I haven’t had to date in a while; it’s hard to imagine someone tolerating me for a day, much less a lifetime. This apprehension to start new relationships oddly translates to my nerd-tastes. Wary at first, I court the next issue of Revival or the next edition of Dungeons and Dragons, reminded constantly of the wounds that I’ve received from the past. The nerd-relationship that has left the most sting has undoubtedly been the Spider-Man films, especially in the Toby Maguire/Sam Raimi universe. This potential match promised warm feelings and cutting-edge cinematics, but instead showed me the equivalent of ordering the lobster at dinner and becoming increasingly drunk at a Chuck E. Cheese’s. (I’ve...had some interesting dates.)
So when the films were rebooted and recast, of course I was wary. I didn’t expect much from the first film, and in the words of Reddit forums, it went okay. So when the sequel was announced, and the subsequent marketing kicked in, I tried my absolute best to not be swept in the hype. Going in with low expectations on our next “date”, I was pleasantly surprised but also somewhat vindicated when it was over.
I understand on a personal level how emotional a Spider-Man story can be. Like many comics fans, and by extension fans of the '90's cartoon, I looked to Spiderman for any pointers on emotional strength: he was a nerd, social outcast, and all-around punching bag, so naturally he was one of us. That being said, was it just me, or was there an awful lot of crying in this film? If not, there was an unusual amount of screen time spent on people on the verge of crying. This angst-ridden personal life juxtaposed with the comical quips of our Web Crawler was very abrupt at times, which led to taking the audience out of the immersion. Be ready for an emotional roller coaster, because the previews paint something very different in tone.
This is not to say that the use of sadness was completely ineffective. In fact, it lent extremely well to Andrew Garfield's Spider-Man and the nuances of Peter Parker's personality. The panic and pain in his voice carries throughout the movie, and while at times seemed out of place, for the most part it was an effective character progression. The sadness in his voice in the last scene was almost palpable; he understands on a logical level how he represents the hope of his city, but the weight on his shoulders is unbearable at every moment. This is how Spider-Man should be portrayed: a purely sympathetic character, barely finding the strength to live another day, yet constantly earnest and witty.
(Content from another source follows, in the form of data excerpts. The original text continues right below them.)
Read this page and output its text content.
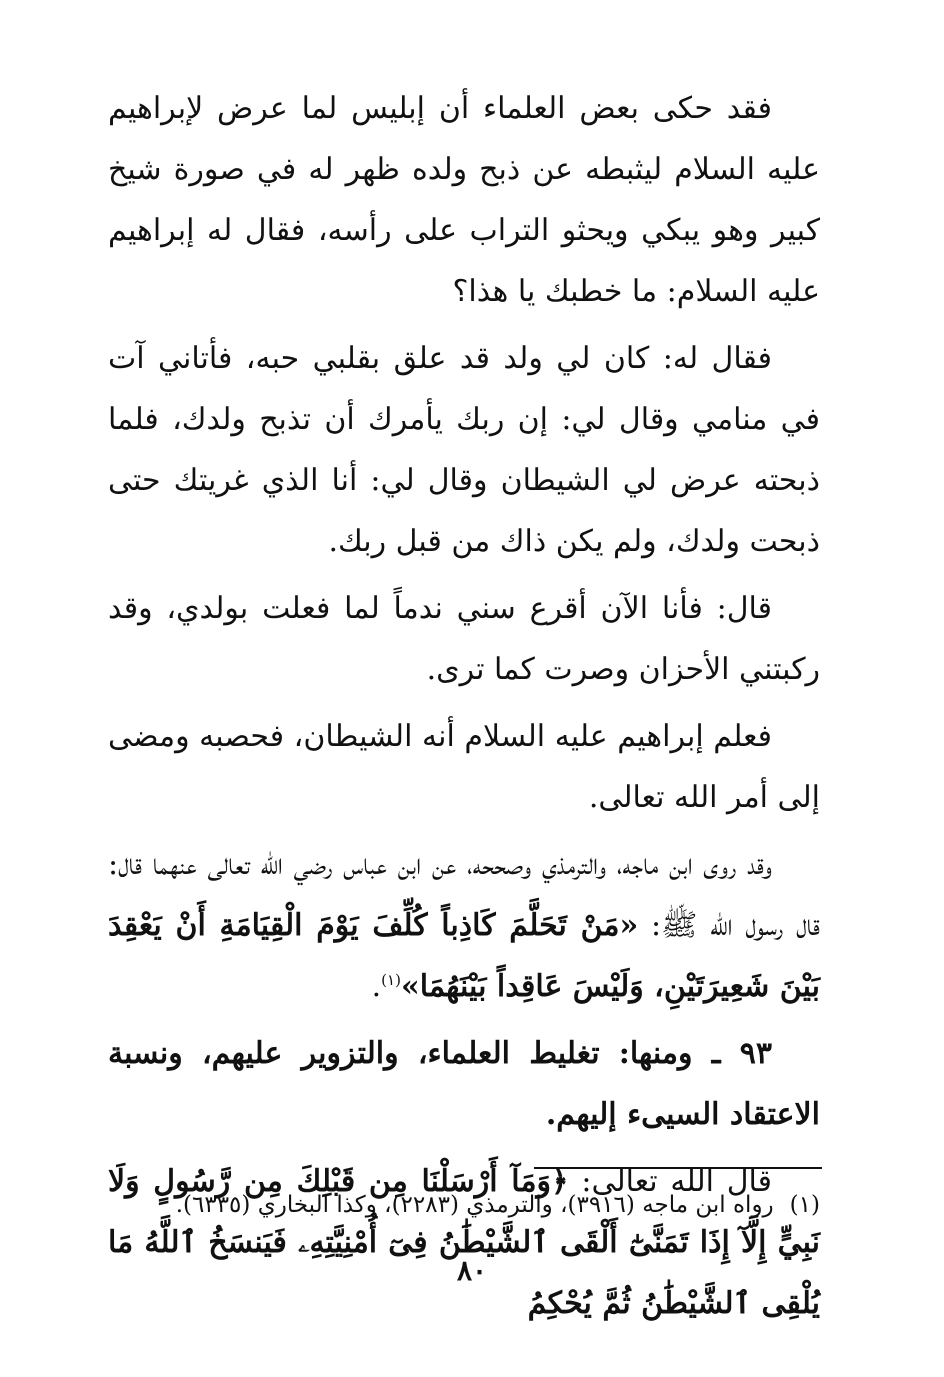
فقد حكى بعض العلماء أن إبليس لما عرض لإبراهيم عليه السلام ليثبطه عن ذبح ولده ظهر له في صورة شيخ كبير وهو يبكي ويحثو التراب على رأسه، فقال له إبراهيم عليه السلام: ما خطبك يا هذا؟

فقال له: كان لي ولد قد علق بقلبي حبه، فأتاني آت في منامي وقال لي: إن ربك يأمرك أن تذبح ولدك، فلما ذبحته عرض لي الشيطان وقال لي: أنا الذي غريتك حتى ذبحت ولدك، ولم يكن ذاك من قبل ربك.

قال: فأنا الآن أقرع سني ندماً لما فعلت بولدي، وقد ركبتني الأحزان وصرت كما ترى.

فعلم إبراهيم عليه السلام أنه الشيطان، فحصبه ومضى إلى أمر الله تعالى.

وقد روى ابن ماجه، والترمذي وصححه، عن ابن عباس رضي الله تعالى عنهما قال: قال رسول الله ﷺ: «مَنْ تَحَلَّمَ كَاذِباً كُلِّفَ يَوْمَ الْقِيَامَةِ أَنْ يَعْقِدَ بَيْنَ شَعِيرَتَيْنِ، وَلَيْسَ عَاقِداً بَيْنَهُمَا»$^{(١)}$.

٩٣ ـ ومنها: تغليط العلماء، والتزوير عليهم، ونسبة الاعتقاد السيىء إليهم.

قال الله تعالى: ﴿وَمَآ أَرْسَلْنَا مِن قَبْلِكَ مِن رَّسُولٍ وَلَا نَبِيٍّ إِلَّآ إِذَا تَمَنَّىٰٓ أَلْقَى ٱلشَّيْطَٰنُ فِىٓ أُمْنِيَّتِهِۦ فَيَنسَخُ ٱللَّهُ مَا يُلْقِى ٱلشَّيْطَٰنُ ثُمَّ يُحْكِمُ

(١)رواه ابن ماجه (٣٩١٦)، والترمذي (٢٢٨٣)، وكذا البخاري (٦٣٣٥).
٨٠
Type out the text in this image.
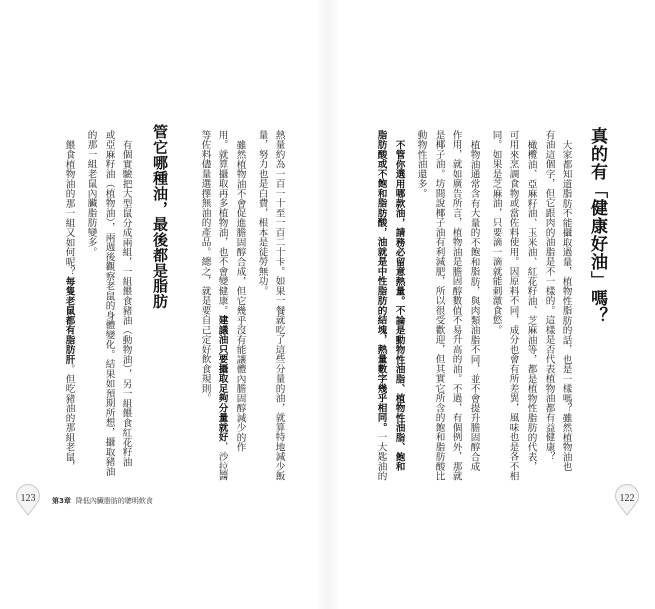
熱量約為一百一十至一百二十卡。如果一餐就吃了這些分量的油，就算特地減少飯
量，努力也是白費，根本是徒勞無功。
雖然植物油不會促進膽固醇合成，但它幾乎沒有能讓體內膽固醇減少的作
用。就算攝取再多植物油，也不會變健康。建議油只要攝取足夠分量就好，沙拉醬
等佐料儘量選擇無油的產品。總之，就是要自己定好飲食規則。
管它哪種油，最後都是脂肪
有個實驗把大型鼠分成兩組，一組餵食豬油（動物油），另一組餵食紅花籽油
或亞麻籽油（植物油），兩週後觀察老鼠的身體變化。結果如預期所想，攝取豬油
的那一組老鼠內臟脂肪變多。
餵食植物油的那一組又如何呢？每隻老鼠都有脂肪肝。但吃豬油的那組老鼠，
123	第3章 降低內臟脂肪的聰明飲食
真的有「健康好油」嗎？
大家都知道脂肪不能攝取過量，植物性脂肪的話，也是一樣嗎？雖然植物油也
有油這個字，但它跟肉的油脂是不一樣的。這樣是否代表植物油都有益健康？
橄欖油、亞麻籽油、玉米油、紅花籽油、芝麻油等，都是植物性脂肪的代表，
可用來烹調食物或當佐料使用。因原料不同，成分也會有所差異，風味也是各不相
同。如果是芝麻油，只要滴一滴就能刺激食慾。
植物油通常含有大量的不飽和脂肪，與肉類油脂不同，並不會提升膽固醇合成
作用，就如廣告所言，植物油是膽固醇數值不易升高的油。不過，有個例外，那就
是椰子油。坊間說椰子油有利減肥，所以很受歡迎，但其實它所含的飽和脂肪酸比
動物性油還多。
不管你選用哪款油，請務必留意熱量。不論是動物性油脂、植物性油脂、飽和
脂肪酸或不飽和脂肪酸，油就是中性脂肪的結塊，熱量數字幾乎相同。一大匙油的
122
Typically (or I should say, stereotypically) of a Spider-Man movie, some plot points were rushed and created without any real explanation, suffering from the introduction of characters and tidying of unnecessary emotional drama. A prime example of this is the revelation of why Richard and Mary Parker had to leave Peter with Uncle Ben and Aunt May in the first place; as a fan, I appreciate that they wanted to explain why Peter’s powers worked for him and not for others, but as someone of the general audience, this could have been used to focus on the other strengths of the movie. At times, I found myself wondering how Electro received a specialized suit that could dissipate at-will when he traveled through power lines, while other times I was wondering why the Rhino was a necessary plot. Not to say that I didn’t enjoy Paul Giamatti’s portrayal: it was extremely apparent that he had a great time filming his scenes, and the interaction between him and Spider-Man were a great blend of combat and tomfoolery.
If there is any reason to view this film (other than the fact that my childhood dreams are now showing in theatres!), it is the chemistry between the characters. It felt as if Peter Parker spent a lot less time in the suit, and I was okay with that; what the movie lacked in grandiose superheroics, it definitely made up in personal interactions. Emma Stone as Gwen Stacy contains the perfect blend of brains, innocence, and old-school moxie, and Stone and Garfield’s interactions make the film a wholly accessible and worthwhile experience. Through their flirtations, quips, and care for each other, the film sets up the audience for a memorable on-screen pair, and the only other on-screen interaction that comes close to this is Garfield and Sally Field, who plays an adorably updated and frazzled Aunt May.
Sony produced an early summer blockbuster, something people will undoubtedly see and generally enjoy: it won’t be the hit that The Avengers or Episode VII will be, but they’ve set up a story with a few loose ends and potential for more films. Although I did not have high expectations coming into the experience, I was surprised as to how much I enjoyed the film, but I don’t expect the re-watch value to be very high on my priority list. With rumors like The Sinister Six receiving the green light, I have high hopes for the series to gain steam, but in the end it was nice connecting with something that I have such fond memories of. So, in terms of dating, this film felt like seeing an ex and remembering why I fell for her in the first place. Like all exes though, I’m just trying not to get my hopes up for what direction they take next, and pray that we’re never in a situation where there’s alcohol, bad decisions, and a mechanical bull involved. Seriously, I’ve had some interesting dates.